KEY POINTS

  • Israel and Sudan announced initial steps toward the normalization of relations
  • Sudan becomes the latest nation to befriend Israel after Bahrain and the UAE
  • Sudan has been reinventing itself since the 2019 ouster of Omar al-Bashir

In a joint statement with the White House, the Israeli and Sudanese governments on Friday announced the first steps toward a resumption of peaceful relations.

U.S. President Donald Trump spoke Friday with Israeli and Sudanese leaders as the country’s prepared to normalize relations. With support from the Trump administration, Arab nations Bahrain and the United Arab Emirates have engaged in détente with Israel this year in moves heralded as a breakthrough for regional peace.

Judd Deere, an aid to the U.S. president, was quoted by BBC as saying the period of détente was “another major step toward building peace in the Middle East with another nation joining the Abraham Accords,” the policy of normalization signed with Bahrain and the UAE.

A joint statement issued by Israel, the United States and Sudan put opening economic and trade relations at the front of the agenda.

“The leaders agreed to the normalization of relations between Sudan and Israel and to end the state of belligerence between their nations,” the statement read.

The U.S. president on Friday notified Congress that Sudan would be removed from the nation’s list of state sponsors of terrorism. Trump hinted at the move on Monday, saying he’d remove Sudan from the terrorism list after it put funds in a special escrow account to compensate victims of al-Qaida attacks on U.S. embassies in Kenya and Tanzania in 1998.
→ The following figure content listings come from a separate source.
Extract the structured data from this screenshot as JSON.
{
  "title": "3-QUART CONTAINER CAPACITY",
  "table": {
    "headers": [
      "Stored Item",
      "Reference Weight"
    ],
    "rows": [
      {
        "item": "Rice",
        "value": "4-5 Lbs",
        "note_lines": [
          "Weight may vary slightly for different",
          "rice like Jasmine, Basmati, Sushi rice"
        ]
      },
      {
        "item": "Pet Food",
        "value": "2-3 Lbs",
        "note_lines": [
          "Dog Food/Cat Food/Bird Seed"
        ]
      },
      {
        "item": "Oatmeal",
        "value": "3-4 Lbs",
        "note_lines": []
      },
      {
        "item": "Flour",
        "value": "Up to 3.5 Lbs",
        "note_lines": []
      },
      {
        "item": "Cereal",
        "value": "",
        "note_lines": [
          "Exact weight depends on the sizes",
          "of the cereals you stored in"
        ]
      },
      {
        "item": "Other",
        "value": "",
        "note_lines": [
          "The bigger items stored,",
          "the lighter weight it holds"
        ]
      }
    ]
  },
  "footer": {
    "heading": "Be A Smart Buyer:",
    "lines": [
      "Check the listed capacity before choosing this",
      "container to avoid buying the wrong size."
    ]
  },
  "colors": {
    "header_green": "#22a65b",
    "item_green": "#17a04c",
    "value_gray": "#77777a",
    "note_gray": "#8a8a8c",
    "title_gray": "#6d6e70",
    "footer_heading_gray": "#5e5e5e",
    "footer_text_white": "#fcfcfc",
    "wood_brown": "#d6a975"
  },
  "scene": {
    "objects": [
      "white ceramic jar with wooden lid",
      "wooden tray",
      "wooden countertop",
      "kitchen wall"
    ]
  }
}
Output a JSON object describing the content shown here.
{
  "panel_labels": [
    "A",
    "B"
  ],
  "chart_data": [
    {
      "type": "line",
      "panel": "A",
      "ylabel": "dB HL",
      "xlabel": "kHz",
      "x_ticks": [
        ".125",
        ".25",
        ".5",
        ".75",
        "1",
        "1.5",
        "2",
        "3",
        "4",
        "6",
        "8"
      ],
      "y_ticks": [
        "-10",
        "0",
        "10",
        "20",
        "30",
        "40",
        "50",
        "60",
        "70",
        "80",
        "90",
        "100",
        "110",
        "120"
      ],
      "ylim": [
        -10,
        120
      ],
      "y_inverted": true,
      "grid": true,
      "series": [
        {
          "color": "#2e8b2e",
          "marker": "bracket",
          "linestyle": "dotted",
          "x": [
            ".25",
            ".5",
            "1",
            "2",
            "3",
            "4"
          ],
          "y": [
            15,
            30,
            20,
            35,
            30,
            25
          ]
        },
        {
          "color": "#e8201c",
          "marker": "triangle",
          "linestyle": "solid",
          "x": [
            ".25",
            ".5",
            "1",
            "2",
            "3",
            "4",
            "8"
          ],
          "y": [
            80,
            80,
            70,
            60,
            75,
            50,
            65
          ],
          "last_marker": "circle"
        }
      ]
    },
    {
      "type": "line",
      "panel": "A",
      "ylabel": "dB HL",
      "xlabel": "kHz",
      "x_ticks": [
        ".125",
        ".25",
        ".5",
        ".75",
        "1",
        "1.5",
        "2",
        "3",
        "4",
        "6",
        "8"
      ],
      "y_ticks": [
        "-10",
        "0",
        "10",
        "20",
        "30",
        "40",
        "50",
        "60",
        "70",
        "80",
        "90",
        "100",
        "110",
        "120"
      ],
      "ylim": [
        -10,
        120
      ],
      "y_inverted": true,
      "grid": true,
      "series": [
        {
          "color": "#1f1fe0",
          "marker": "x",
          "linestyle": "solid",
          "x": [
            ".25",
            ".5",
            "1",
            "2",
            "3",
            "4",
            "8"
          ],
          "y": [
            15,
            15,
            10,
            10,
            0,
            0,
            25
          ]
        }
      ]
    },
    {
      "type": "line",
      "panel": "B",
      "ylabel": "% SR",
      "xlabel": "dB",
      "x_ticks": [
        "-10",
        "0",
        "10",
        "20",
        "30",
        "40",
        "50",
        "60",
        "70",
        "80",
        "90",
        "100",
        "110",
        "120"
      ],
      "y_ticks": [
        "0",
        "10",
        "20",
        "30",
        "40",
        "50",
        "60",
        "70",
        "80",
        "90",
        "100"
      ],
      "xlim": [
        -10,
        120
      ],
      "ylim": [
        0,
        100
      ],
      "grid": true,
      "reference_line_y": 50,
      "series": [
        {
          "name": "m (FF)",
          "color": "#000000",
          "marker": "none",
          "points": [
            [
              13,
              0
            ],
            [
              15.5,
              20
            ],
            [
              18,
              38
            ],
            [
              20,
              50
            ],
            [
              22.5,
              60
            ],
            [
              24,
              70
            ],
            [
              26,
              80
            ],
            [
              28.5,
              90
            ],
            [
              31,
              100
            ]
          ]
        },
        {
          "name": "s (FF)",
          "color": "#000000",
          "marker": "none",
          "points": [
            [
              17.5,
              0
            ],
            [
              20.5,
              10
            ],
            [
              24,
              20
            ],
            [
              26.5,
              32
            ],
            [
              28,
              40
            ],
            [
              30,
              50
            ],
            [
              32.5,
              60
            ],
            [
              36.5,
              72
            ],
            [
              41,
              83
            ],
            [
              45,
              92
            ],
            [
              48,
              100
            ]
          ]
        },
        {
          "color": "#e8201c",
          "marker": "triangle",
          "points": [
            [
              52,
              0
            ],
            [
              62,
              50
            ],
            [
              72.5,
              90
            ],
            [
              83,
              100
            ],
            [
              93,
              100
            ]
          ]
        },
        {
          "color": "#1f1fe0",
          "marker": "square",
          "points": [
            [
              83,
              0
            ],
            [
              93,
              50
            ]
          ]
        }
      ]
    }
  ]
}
In response to the attacks, President Bill Clinton ordered airstrikes on Afghanistan and Sudan for harboring al-Qaida. Sudan has made an about face since ousting long-time leader Omar al-Bashir, a suspected war criminal, in 2019.

Normalization with Israel is a profound sea change for Arab Nations. In a 1967 meeting of the Arab League in Sudan, the group pledged there would never be peace with Israel nor would it recognize it as a sovereign nation. Sudan and Israel went to war in 1948 and 1967.

Critics of the détente said it awards Israel for bad behavior given its continued aggression toward the Palestinians. Wasel Abu Youssef, a member of the Palestinian Liberation Organization, said Sudan’s decision was “a new stab in the back.”